İkincisi Türkiye’nin içinde bulunduğu jeopolitik risklerin süreklilik arz etmesi ve iç politikada da risklerin artması. Moody’s özellikle darbe girişimi sonrasındaki uygulamaların Türkiye’deki kurumsal yapıyı zayıflatmasının yanı sıra hukuk devleti ve yatırım güvenliği konusundaki kaygıları artırdığını vurguluyor. Buradan çıkarak “politik risklerin yatırım iklimini tehdit ettiğini ve bu durumun Türkiye’nin dış finansal kırılganlıklarının kaldıramayacağı bir düzeye geldiğini” söylemeye çalışıyor.
Özetle Moody’s Türkiye’nin kredi notunu düşürmesinin asıl nedeni politik riskler alanındaki gelişmeler.
Moody’s kredi notunun yükselmesinin kısa vadede pek mümkün olmayacağını da söylüyor. Ki bu da en az kredi notunun düşürülmesi kadar önemli bir nokta. Moody’s Türkiye’nin kredi profilinin, önümüzdeki 2-3 yıl boyunca yavaş yavaş bozulmaya devam edeceği düşüncesinde.

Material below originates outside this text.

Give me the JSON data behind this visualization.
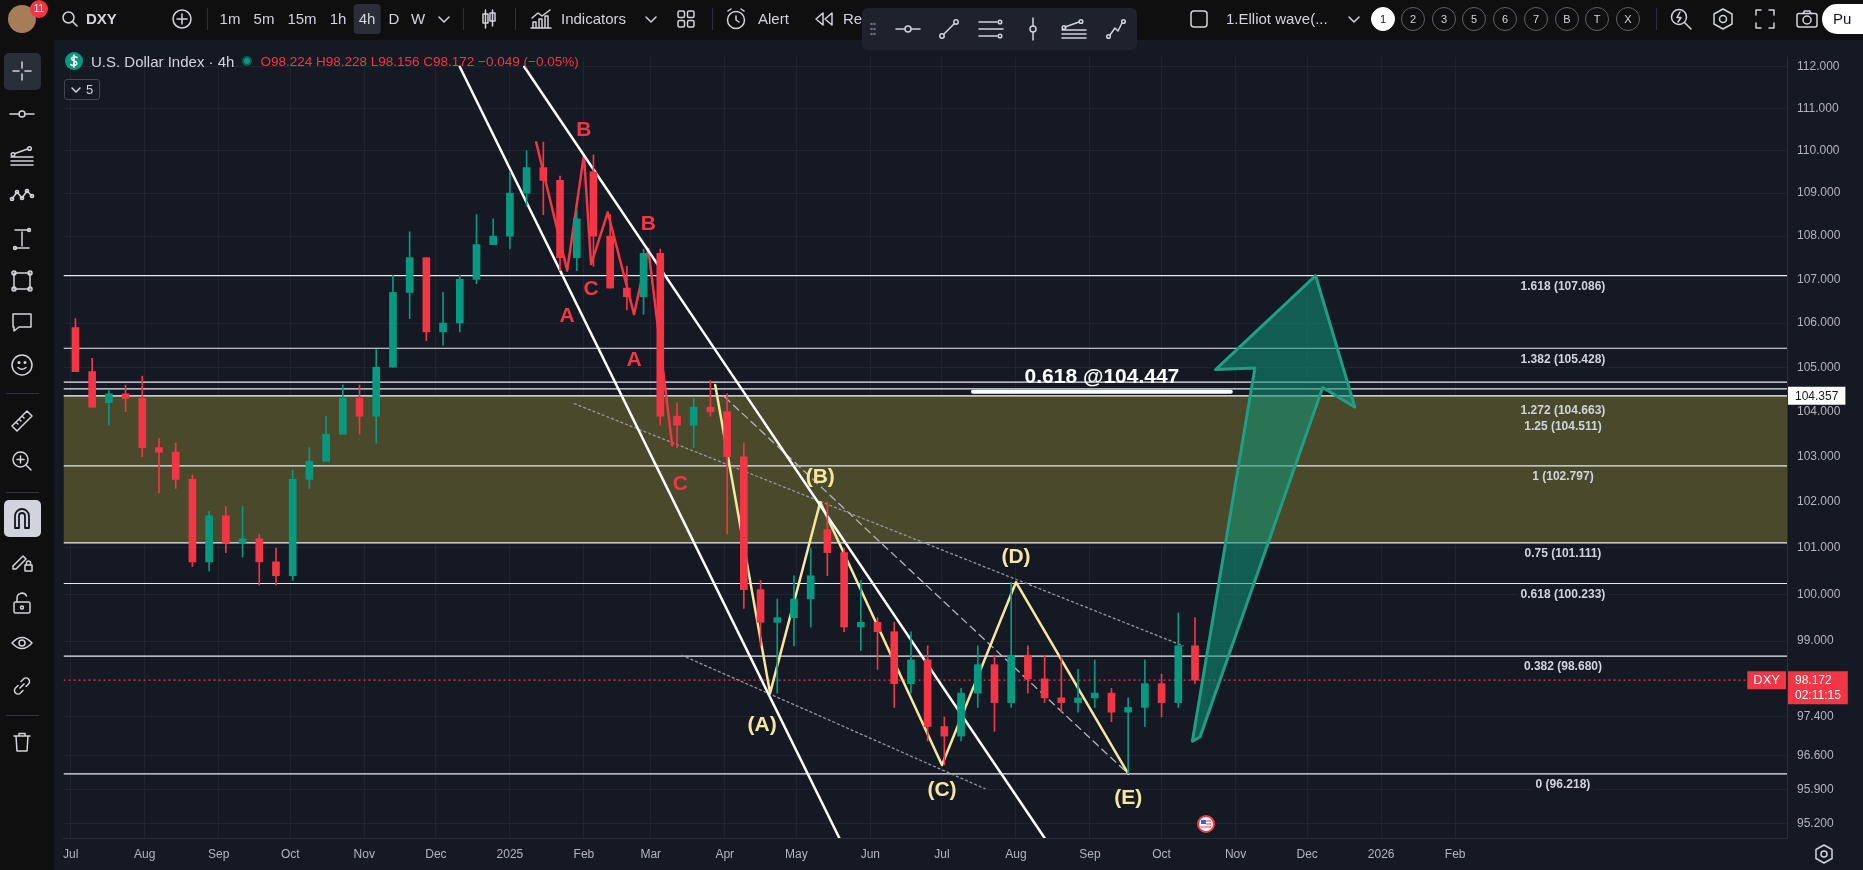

Moody’s kredi notunu düşürürken yaptığı değerlendirmede “Türkiye’nin ekonominin tüketim ve yabancı kaynağa dayalı büyüme modelinden daha dengeli bir büyüme modeline geçmesini sağlayacak güçlü adımları içeren kararlı bir reform uygulama ihtimali düşük gözüküyor” diyor.
Kredi notunu düşürürken politik ve jeopolitik risklere vurgu yapan Moody’s, notun tekrar artışı için politik ve jeopolitik risklerin azalmasının tek başına yeterli olmayacağını belirtiyor. Moody’s not artışı için Türkiye’nin dış dengelerindeki zayıflıklarında yapısal bir azalma meydana gelmesi veya rekabet gücü ve kurumsal çerçevesinde ciddi bir ilerleme meydana gelmesinin gerektiğini söylüyor.
Moody’s buna karşın notun daha da düşürmesinin daha kolay olacağını ima ediyor. Şu üç şıktan herhangi birinin ortaya çıkması, Moody’s için notun daha da düşürülmesi için yeterli olacak. Bu üç şart şöyle sıralanıyor:
1) Bütçe finansmanındaki eğilimlerin ciddi bir şekilde tersine dönmesi.
2) Yabancı sermaye akımlarında ani ve süren bir tersine dönüşün ortaya çıkması.
3) Kurumsal sağlamlıkta beklenenden fazla bir bozulma olması veya politik risklerin beklenenden fazla artması.